Sure, it sometimes seems like everyone on the Supreme Court these days is Catholic, but Elena Kagan at least is very much not. Like the late Ruth Bader Ginsberg as well as her fellow liberal justice Stephen Breyer, Kagan is Jewish. The Times of Israel reported that Kagan said she had a "very strange Jewish upbringing." While her mother was raised in a very observant Jewish home, Kagan and her siblings were more pick-and-choose when it came to religious observance. "My mother's view was that everything depended on how good the rabbi was, and she would go from synagogue to synagogue to synagogue to find a rabbi she liked," she said.

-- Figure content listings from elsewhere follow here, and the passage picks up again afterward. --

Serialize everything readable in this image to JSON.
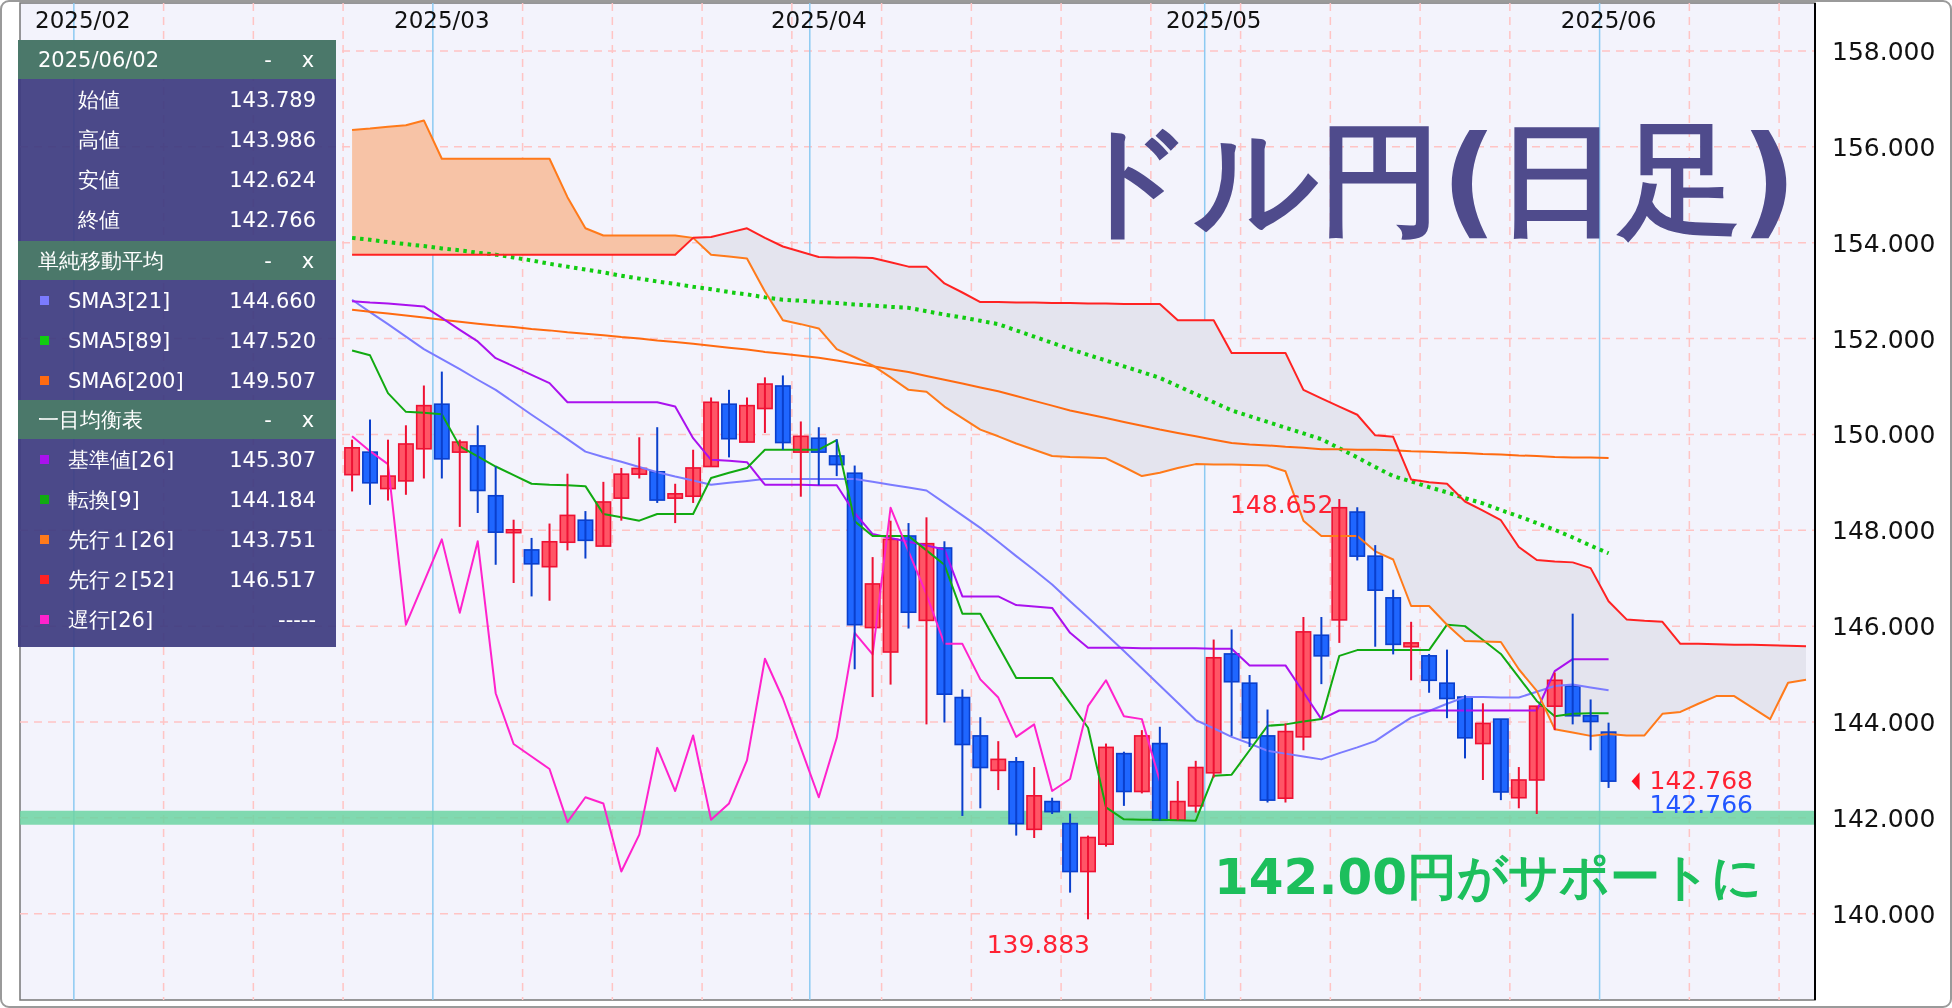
{
  "chart_data": {
    "type": "candlestick",
    "title": "ドル円(日足)",
    "categories": [
      null,
      null,
      null,
      "2025/02",
      null,
      null,
      null,
      null,
      null,
      null,
      null,
      null,
      null,
      null,
      null,
      null,
      null,
      null,
      null,
      null,
      null,
      null,
      null,
      "2025/03",
      null,
      null,
      null,
      null,
      null,
      null,
      null,
      null,
      null,
      null,
      null,
      null,
      null,
      null,
      null,
      null,
      null,
      null,
      null,
      null,
      "2025/04",
      null,
      null,
      null,
      null,
      null,
      null,
      null,
      null,
      null,
      null,
      null,
      null,
      null,
      null,
      null,
      null,
      null,
      null,
      null,
      null,
      null,
      "2025/05",
      null,
      null,
      null,
      null,
      null,
      null,
      null,
      null,
      null,
      null,
      null,
      null,
      null,
      null,
      null,
      null,
      null,
      null,
      null,
      null,
      null,
      "2025/06",
      null,
      null,
      null,
      null,
      null,
      null,
      null,
      null,
      null,
      null,
      null
    ],
    "ohlc": [
      null,
      null,
      null,
      null,
      null,
      null,
      null,
      null,
      null,
      null,
      null,
      null,
      null,
      null,
      null,
      null,
      null,
      null,
      [
        149.16,
        149.89,
        148.81,
        149.72
      ],
      [
        149.63,
        150.31,
        148.53,
        148.99
      ],
      [
        148.87,
        149.89,
        148.62,
        149.13
      ],
      [
        149.03,
        150.19,
        148.74,
        149.8
      ],
      [
        149.7,
        151.02,
        149.08,
        150.6
      ],
      [
        150.63,
        151.31,
        149.08,
        149.49
      ],
      [
        149.63,
        149.89,
        148.07,
        149.84
      ],
      [
        149.76,
        150.19,
        148.36,
        148.83
      ],
      [
        148.72,
        149.33,
        147.28,
        147.96
      ],
      [
        147.95,
        148.22,
        146.9,
        148.01
      ],
      [
        147.59,
        147.84,
        146.62,
        147.3
      ],
      [
        147.24,
        148.14,
        146.53,
        147.76
      ],
      [
        147.75,
        149.18,
        147.58,
        148.31
      ],
      [
        148.21,
        148.4,
        147.41,
        147.79
      ],
      [
        147.67,
        149.01,
        147.67,
        148.59
      ],
      [
        148.67,
        149.3,
        148.2,
        149.17
      ],
      [
        149.17,
        149.94,
        149.08,
        149.29
      ],
      [
        149.22,
        150.15,
        148.57,
        148.63
      ],
      [
        148.67,
        148.97,
        148.15,
        148.76
      ],
      [
        148.71,
        149.68,
        148.57,
        149.3
      ],
      [
        149.33,
        150.77,
        149.33,
        150.67
      ],
      [
        150.63,
        150.93,
        149.52,
        149.91
      ],
      [
        149.84,
        150.77,
        149.84,
        150.6
      ],
      [
        150.54,
        151.19,
        150.03,
        151.05
      ],
      [
        151.01,
        151.23,
        149.68,
        149.83
      ],
      [
        149.63,
        150.27,
        148.7,
        149.96
      ],
      [
        149.92,
        150.15,
        148.94,
        149.63
      ],
      [
        149.55,
        149.9,
        149.13,
        149.37
      ],
      [
        149.19,
        149.35,
        145.1,
        146.03
      ],
      [
        145.97,
        147.44,
        144.52,
        146.88
      ],
      [
        145.46,
        148.2,
        144.78,
        147.81
      ],
      [
        147.88,
        148.15,
        145.95,
        146.29
      ],
      [
        146.12,
        148.27,
        143.95,
        147.72
      ],
      [
        147.63,
        147.77,
        143.99,
        144.58
      ],
      [
        144.51,
        144.68,
        142.04,
        143.53
      ],
      [
        143.71,
        144.1,
        142.2,
        143.05
      ],
      [
        142.99,
        143.6,
        142.58,
        143.22
      ],
      [
        143.17,
        143.27,
        141.63,
        141.88
      ],
      [
        141.76,
        143.06,
        141.58,
        142.46
      ],
      [
        142.34,
        142.42,
        142.08,
        142.13
      ],
      [
        141.88,
        142.09,
        140.44,
        140.88
      ],
      [
        140.88,
        141.63,
        139.883,
        141.59
      ],
      [
        141.45,
        143.55,
        141.4,
        143.47
      ],
      [
        143.34,
        143.38,
        142.25,
        142.55
      ],
      [
        142.55,
        143.83,
        142.51,
        143.71
      ],
      [
        143.55,
        143.9,
        141.95,
        141.95
      ],
      [
        141.95,
        142.77,
        141.95,
        142.34
      ],
      [
        142.25,
        143.19,
        142.11,
        143.05
      ],
      [
        142.94,
        145.72,
        142.84,
        145.34
      ],
      [
        145.42,
        145.93,
        143.71,
        144.84
      ],
      [
        144.81,
        144.98,
        143.48,
        143.67
      ],
      [
        143.71,
        144.26,
        142.32,
        142.37
      ],
      [
        142.41,
        143.97,
        142.32,
        143.8
      ],
      [
        143.69,
        146.19,
        143.41,
        145.88
      ],
      [
        145.81,
        146.19,
        144.79,
        145.38
      ],
      [
        146.13,
        148.652,
        145.65,
        148.47
      ],
      [
        148.38,
        148.48,
        147.37,
        147.46
      ],
      [
        147.46,
        147.69,
        145.57,
        146.75
      ],
      [
        146.59,
        146.76,
        145.41,
        145.62
      ],
      [
        145.57,
        146.09,
        144.87,
        145.65
      ],
      [
        145.38,
        145.42,
        144.61,
        144.87
      ],
      [
        144.81,
        145.51,
        144.08,
        144.49
      ],
      [
        144.52,
        144.56,
        143.24,
        143.67
      ],
      [
        143.55,
        144.39,
        142.79,
        143.97
      ],
      [
        144.06,
        144.06,
        142.37,
        142.54
      ],
      [
        142.42,
        143.06,
        142.2,
        142.79
      ],
      [
        142.79,
        144.33,
        142.08,
        144.33
      ],
      [
        144.33,
        145.03,
        143.83,
        144.87
      ],
      [
        144.75,
        146.26,
        143.95,
        144.13
      ],
      [
        144.13,
        144.47,
        143.41,
        144.01
      ],
      [
        143.789,
        143.986,
        142.624,
        142.766
      ],
      null,
      null,
      null,
      null,
      null,
      null,
      null,
      null,
      null,
      null,
      null
    ],
    "series": [
      {
        "name": "SMA3[21]",
        "color": "#7b7bff",
        "type": "line",
        "values": [
          null,
          null,
          null,
          null,
          null,
          null,
          null,
          null,
          null,
          null,
          null,
          null,
          null,
          null,
          null,
          null,
          null,
          null,
          152.81,
          152.55,
          152.3,
          152.04,
          151.78,
          151.57,
          151.36,
          151.14,
          150.93,
          150.67,
          150.41,
          150.16,
          149.9,
          149.64,
          149.53,
          149.43,
          149.32,
          149.21,
          149.12,
          149.04,
          148.95,
          148.99,
          149.03,
          149.07,
          149.07,
          149.07,
          149.07,
          149.07,
          149.07,
          149.01,
          148.95,
          148.89,
          148.83,
          148.57,
          148.31,
          148.05,
          147.76,
          147.46,
          147.17,
          146.87,
          146.52,
          146.18,
          145.83,
          145.48,
          145.12,
          144.76,
          144.4,
          144.04,
          143.87,
          143.69,
          143.55,
          143.4,
          143.34,
          143.28,
          143.22,
          143.35,
          143.47,
          143.6,
          143.85,
          144.09,
          144.23,
          144.38,
          144.52,
          144.52,
          144.51,
          144.51,
          144.63,
          144.75,
          144.78,
          144.72,
          144.66,
          null,
          null,
          null,
          null,
          null,
          null,
          null,
          null,
          null,
          null,
          null
        ]
      },
      {
        "name": "SMA5[89]",
        "color": "#11cc11",
        "type": "line",
        "line_style": "dotted",
        "values": [
          null,
          null,
          null,
          null,
          null,
          null,
          null,
          null,
          null,
          null,
          null,
          null,
          null,
          null,
          null,
          null,
          null,
          null,
          154.1,
          154.06,
          154.01,
          153.97,
          153.93,
          153.88,
          153.84,
          153.79,
          153.75,
          153.69,
          153.63,
          153.56,
          153.5,
          153.44,
          153.38,
          153.31,
          153.25,
          153.19,
          153.14,
          153.08,
          153.03,
          152.97,
          152.92,
          152.86,
          152.81,
          152.79,
          152.76,
          152.74,
          152.71,
          152.69,
          152.66,
          152.64,
          152.57,
          152.5,
          152.44,
          152.37,
          152.3,
          152.17,
          152.04,
          151.91,
          151.78,
          151.66,
          151.54,
          151.42,
          151.3,
          151.18,
          151.01,
          150.84,
          150.67,
          150.5,
          150.38,
          150.26,
          150.14,
          150.02,
          149.9,
          149.71,
          149.52,
          149.32,
          149.13,
          149.02,
          148.9,
          148.79,
          148.67,
          148.56,
          148.42,
          148.29,
          148.15,
          148.01,
          147.85,
          147.68,
          147.52,
          null,
          null,
          null,
          null,
          null,
          null,
          null,
          null,
          null,
          null,
          null
        ]
      },
      {
        "name": "SMA6[200]",
        "color": "#ff6a10",
        "type": "line",
        "values": [
          null,
          null,
          null,
          null,
          null,
          null,
          null,
          null,
          null,
          null,
          null,
          null,
          null,
          null,
          null,
          null,
          null,
          null,
          152.6,
          152.56,
          152.52,
          152.48,
          152.44,
          152.39,
          152.35,
          152.31,
          152.27,
          152.24,
          152.2,
          152.17,
          152.13,
          152.1,
          152.07,
          152.03,
          152.0,
          151.96,
          151.93,
          151.89,
          151.85,
          151.81,
          151.77,
          151.72,
          151.68,
          151.64,
          151.6,
          151.54,
          151.48,
          151.42,
          151.36,
          151.3,
          151.22,
          151.14,
          151.06,
          150.98,
          150.9,
          150.8,
          150.7,
          150.6,
          150.5,
          150.42,
          150.34,
          150.26,
          150.18,
          150.1,
          150.03,
          149.96,
          149.89,
          149.82,
          149.79,
          149.77,
          149.74,
          149.72,
          149.69,
          149.69,
          149.68,
          149.68,
          149.67,
          149.65,
          149.64,
          149.62,
          149.61,
          149.59,
          149.58,
          149.56,
          149.55,
          149.53,
          149.52,
          149.52,
          149.51,
          null,
          null,
          null,
          null,
          null,
          null,
          null,
          null,
          null,
          null,
          null
        ]
      },
      {
        "name": "基準値[26]",
        "color": "#aa11ee",
        "type": "line",
        "values": [
          null,
          null,
          null,
          null,
          null,
          null,
          null,
          null,
          null,
          null,
          null,
          null,
          null,
          null,
          null,
          null,
          null,
          null,
          152.78,
          152.75,
          152.73,
          152.7,
          152.67,
          152.43,
          152.18,
          151.94,
          151.59,
          151.42,
          151.24,
          151.07,
          150.67,
          150.67,
          150.67,
          150.67,
          150.67,
          150.67,
          150.58,
          149.92,
          149.47,
          149.45,
          149.42,
          148.95,
          148.95,
          148.95,
          148.94,
          148.94,
          148.36,
          147.92,
          147.84,
          147.76,
          147.68,
          147.6,
          146.62,
          146.62,
          146.62,
          146.44,
          146.41,
          146.38,
          145.86,
          145.55,
          145.55,
          145.55,
          145.54,
          145.54,
          145.54,
          145.54,
          145.53,
          145.53,
          145.18,
          145.18,
          145.18,
          144.62,
          144.06,
          144.24,
          144.24,
          144.24,
          144.24,
          144.24,
          144.24,
          144.24,
          144.24,
          144.24,
          144.24,
          144.24,
          144.24,
          145.06,
          145.31,
          145.31,
          145.31,
          null,
          null,
          null,
          null,
          null,
          null,
          null,
          null,
          null,
          null,
          null
        ]
      },
      {
        "name": "転換[9]",
        "color": "#11aa11",
        "type": "line",
        "values": [
          null,
          null,
          null,
          null,
          null,
          null,
          null,
          null,
          null,
          null,
          null,
          null,
          null,
          null,
          null,
          null,
          null,
          null,
          151.75,
          151.65,
          150.86,
          150.47,
          150.45,
          150.42,
          149.75,
          149.54,
          149.33,
          149.15,
          148.97,
          148.95,
          148.94,
          148.92,
          148.34,
          148.27,
          148.2,
          148.34,
          148.34,
          148.34,
          149.09,
          149.2,
          149.3,
          149.68,
          149.68,
          149.68,
          149.68,
          149.88,
          148.19,
          147.88,
          147.88,
          147.88,
          147.58,
          147.28,
          146.26,
          146.26,
          145.59,
          144.92,
          144.92,
          144.92,
          144.4,
          143.88,
          142.22,
          141.97,
          141.96,
          141.96,
          141.95,
          141.94,
          142.88,
          142.9,
          143.41,
          143.92,
          143.95,
          144.01,
          144.06,
          145.38,
          145.5,
          145.5,
          145.5,
          145.5,
          145.5,
          146.03,
          146.0,
          145.71,
          145.42,
          144.93,
          144.44,
          144.12,
          144.17,
          144.18,
          144.18,
          null,
          null,
          null,
          null,
          null,
          null,
          null,
          null,
          null,
          null,
          null
        ]
      },
      {
        "name": "先行１[26]",
        "color": "#ff7a1a",
        "type": "line",
        "values": [
          null,
          null,
          null,
          null,
          null,
          null,
          null,
          null,
          null,
          null,
          null,
          null,
          null,
          null,
          null,
          null,
          null,
          null,
          156.35,
          156.38,
          156.42,
          156.45,
          156.55,
          155.75,
          155.75,
          155.75,
          155.75,
          155.75,
          155.75,
          155.75,
          154.95,
          154.3,
          154.15,
          154.15,
          154.15,
          154.15,
          154.15,
          154.1,
          153.75,
          153.71,
          153.67,
          152.98,
          152.38,
          152.3,
          152.21,
          151.78,
          151.61,
          151.44,
          151.19,
          150.93,
          150.89,
          150.58,
          150.34,
          150.1,
          149.96,
          149.81,
          149.68,
          149.55,
          149.53,
          149.52,
          149.5,
          149.32,
          149.13,
          149.2,
          149.3,
          149.38,
          149.37,
          149.37,
          149.36,
          149.35,
          149.23,
          148.2,
          147.88,
          147.88,
          147.88,
          147.56,
          147.39,
          146.42,
          146.42,
          146.03,
          145.69,
          145.68,
          145.67,
          145.1,
          144.65,
          143.85,
          143.78,
          143.71,
          143.75,
          143.72,
          143.72,
          144.17,
          144.21,
          144.38,
          144.54,
          144.54,
          144.3,
          144.06,
          144.82,
          144.88
        ]
      },
      {
        "name": "先行２[52]",
        "color": "#ff2222",
        "type": "line",
        "values": [
          null,
          null,
          null,
          null,
          null,
          null,
          null,
          null,
          null,
          null,
          null,
          null,
          null,
          null,
          null,
          null,
          null,
          null,
          153.75,
          153.75,
          153.75,
          153.75,
          153.75,
          153.75,
          153.75,
          153.75,
          153.75,
          153.75,
          153.75,
          153.75,
          153.75,
          153.75,
          153.75,
          153.75,
          153.75,
          153.75,
          153.75,
          154.1,
          154.12,
          154.21,
          154.3,
          154.1,
          153.92,
          153.81,
          153.7,
          153.69,
          153.69,
          153.68,
          153.59,
          153.5,
          153.5,
          153.15,
          152.96,
          152.76,
          152.76,
          152.75,
          152.75,
          152.74,
          152.74,
          152.73,
          152.73,
          152.72,
          152.72,
          152.72,
          152.38,
          152.38,
          152.38,
          151.7,
          151.7,
          151.7,
          151.7,
          150.93,
          150.75,
          150.58,
          150.41,
          149.98,
          149.95,
          149.06,
          149.0,
          148.97,
          148.6,
          148.41,
          148.21,
          147.65,
          147.38,
          147.35,
          147.33,
          147.21,
          146.52,
          146.14,
          146.11,
          146.09,
          145.63,
          145.63,
          145.62,
          145.61,
          145.61,
          145.6,
          145.59,
          145.58
        ]
      },
      {
        "name": "遅行[26]",
        "color": "#ff22cc",
        "type": "line",
        "values": [
          null,
          null,
          null,
          null,
          null,
          null,
          null,
          null,
          null,
          null,
          null,
          null,
          null,
          null,
          null,
          null,
          null,
          null,
          149.96,
          149.65,
          149.38,
          146.03,
          146.92,
          147.81,
          146.28,
          147.77,
          144.6,
          143.54,
          143.28,
          143.02,
          141.91,
          142.43,
          142.3,
          140.88,
          141.65,
          143.46,
          142.56,
          143.72,
          141.96,
          142.3,
          143.2,
          145.32,
          144.49,
          143.46,
          142.43,
          143.67,
          145.86,
          145.41,
          148.47,
          147.56,
          146.66,
          145.63,
          145.63,
          144.89,
          144.51,
          143.69,
          143.95,
          142.56,
          142.81,
          144.33,
          144.87,
          144.12,
          144.06,
          142.77,
          null,
          null,
          null,
          null,
          null,
          null,
          null,
          null,
          null,
          null,
          null,
          null,
          null,
          null,
          null,
          null,
          null,
          null,
          null,
          null,
          null,
          null,
          null,
          null,
          null,
          null,
          null,
          null,
          null,
          null,
          null,
          null,
          null,
          null,
          null,
          null
        ]
      }
    ],
    "ylim": [
      138.2,
      159.0
    ],
    "yticks": [
      {
        "value": 140,
        "label": "140.000"
      },
      {
        "value": 142,
        "label": "142.000"
      },
      {
        "value": 144,
        "label": "144.000"
      },
      {
        "value": 146,
        "label": "146.000"
      },
      {
        "value": 148,
        "label": "148.000"
      },
      {
        "value": 150,
        "label": "150.000"
      },
      {
        "value": 152,
        "label": "152.000"
      },
      {
        "value": 154,
        "label": "154.000"
      },
      {
        "value": 156,
        "label": "156.000"
      },
      {
        "value": 158,
        "label": "158.000"
      }
    ],
    "grid": true,
    "legend": "top left",
    "ref_lines": [
      {
        "axis": "y",
        "value": 142,
        "color": "#6dd5a3"
      }
    ],
    "annotations": [
      "2025/06/02",
      "-",
      "x",
      "始値",
      "143.789",
      "高値",
      "143.986",
      "安値",
      "142.624",
      "終値",
      "142.766",
      "単純移動平均",
      "-",
      "x",
      "144.660",
      "147.520",
      "149.507",
      "一目均衡表",
      "-",
      "x",
      "145.307",
      "144.184",
      "143.751",
      "146.517",
      "-----",
      "142.768",
      "142.766",
      "148.652",
      "139.883",
      {
        "text": "142.00円がサポートに",
        "y": 142
      }
    ]
  }
}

When asked about the rather skewed Catholic-to-Jewish ratio on the Supreme Court bench, Kagan basically said that religion shouldn't really matter if the justices were doing their jobs correctly. "I don't think the fact I'm Jewish will matter with respect to the Jerusalem passport case, and it shouldn't," she said, according to CNN. "Anyone who comes before the court should expect impartial justice, and getting the same kind of treatment."

Elena Kagan's net worth is pretty standard for the Supreme Court

We know that no Supreme Court justice can exactly be called "working class," but that doesn't stop us from being curious about how stacked, exactly, their bank accounts really are. Let's be real, how much money you have totally impacts how you view the world and we can all just admit that now, right? And a 2017 Center for Public Integrity report indicates that the Supreme Court is, indeed, mostly made up of rich people.

The article estimates that Stephen Breyer is the wealthiest, while Elena Kagan's total net worth is pretty small in comparison. That said, when we say "small," we mean a net worth of approximately $1million or more. So, it's all relative really. After Justice Amy Coney Barrett's nomination to the bench, GoBankingRates calculated new net worth estimates of all nine justices, based on their 2019 financial reports. This outlet put Kagan as the sixth richest justice, with a total net worth somewhere between $1.3 million and $3 million. Like we said, it's all relative.